Cuts Through Bone
by Alaric Hunt
A 2013 hardcover release from
Minotaur Books. 308 pages
Littered with jargon and slang some of which is pretty obscure, the book sucked me in from the first page because its principal characters are so different and so appealing. Clayton Guthrie is a little detective. We know that because the writer refers to him exceedingly frequently as the little detective. Yet, before the tale is told, he casts a long shadow, based on his years of experience, his basic humanity, and his understanding of the ways of the unseen world. He hires a young Latina who is looking for a better path in life. Fresh from high school, possessor of a quick analytical mind and great good looks, Raquel Vasquez at first finds routine surveillance boring and the pay isn’t much. Then comes a meaty case.

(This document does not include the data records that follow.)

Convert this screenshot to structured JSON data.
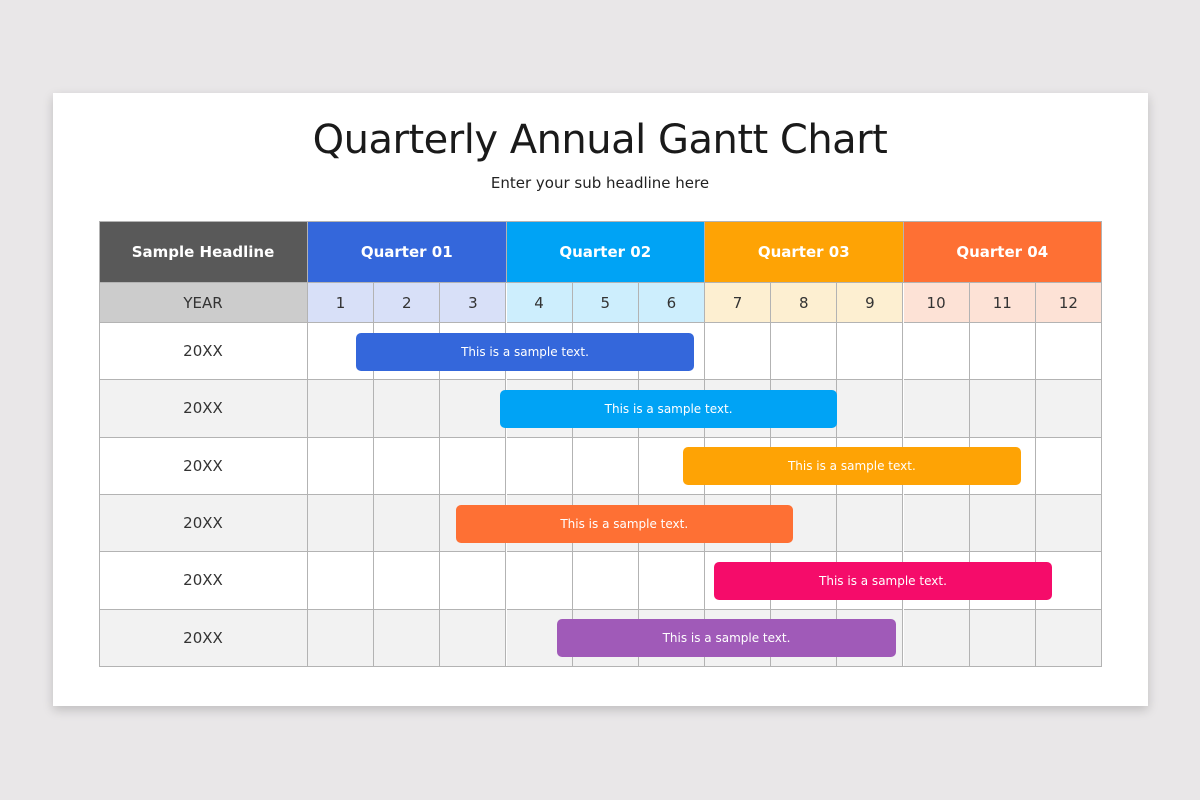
{
  "title": "Quarterly Annual Gantt Chart",
  "subtitle": "Enter your sub headline here",
  "chart_data": {
    "type": "gantt",
    "title": "Quarterly Annual Gantt Chart",
    "subtitle": "Enter your sub headline here",
    "corner_label": "Sample Headline",
    "year_label": "YEAR",
    "quarters": [
      {
        "label": "Quarter 01",
        "color": "#3467db",
        "tint": "#d8e0f8",
        "months": [
          "1",
          "2",
          "3"
        ]
      },
      {
        "label": "Quarter 02",
        "color": "#00a3f5",
        "tint": "#cdeefd",
        "months": [
          "4",
          "5",
          "6"
        ]
      },
      {
        "label": "Quarter 03",
        "color": "#fea305",
        "tint": "#fdefd1",
        "months": [
          "7",
          "8",
          "9"
        ]
      },
      {
        "label": "Quarter 04",
        "color": "#fe7034",
        "tint": "#fde2d6",
        "months": [
          "10",
          "11",
          "12"
        ]
      }
    ],
    "x_range_months": [
      0,
      12
    ],
    "tasks": [
      {
        "row": "20XX",
        "label": "This is a sample text.",
        "start": 0.73,
        "end": 5.83,
        "color": "#3467db"
      },
      {
        "row": "20XX",
        "label": "This is a sample text.",
        "start": 2.9,
        "end": 8.0,
        "color": "#00a3f5"
      },
      {
        "row": "20XX",
        "label": "This is a sample text.",
        "start": 5.67,
        "end": 10.77,
        "color": "#fea305"
      },
      {
        "row": "20XX",
        "label": "This is a sample text.",
        "start": 2.23,
        "end": 7.33,
        "color": "#fe7034"
      },
      {
        "row": "20XX",
        "label": "This is a sample text.",
        "start": 6.14,
        "end": 11.24,
        "color": "#f50c6a"
      },
      {
        "row": "20XX",
        "label": "This is a sample text.",
        "start": 3.77,
        "end": 8.88,
        "color": "#a05ab8"
      }
    ],
    "colors": {
      "corner": "#595959",
      "year_cell": "#cccccc",
      "row_alt": "#f2f2f2",
      "grid": "#b3b3b3"
    }
  }
}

Afghan veteran Greg Olsen has been jailed for murdering his fiancé, wealthy Columbia University student and heiress to a publishing fortune. New York police have enough evidence to go to trial so they aren’t looking for alternative possibilities. Guthrie thinks Olsen is probably innocent and we’re off and running, because he knows he has to find the real killer, not just open questions about the validity of the case against the veteran
A large portion of the novel involves the clever use of the denizens of the big city who exist in the unwashed armpits and smelly crotches of New York. The language feels gritty and authentic, even though sometimes hard to follow. The plot makes sense, the characters, as written, belong in their scenes and act logically. Everything works. It will be interesting to watch this author’s development from this raw state to succeeding stages.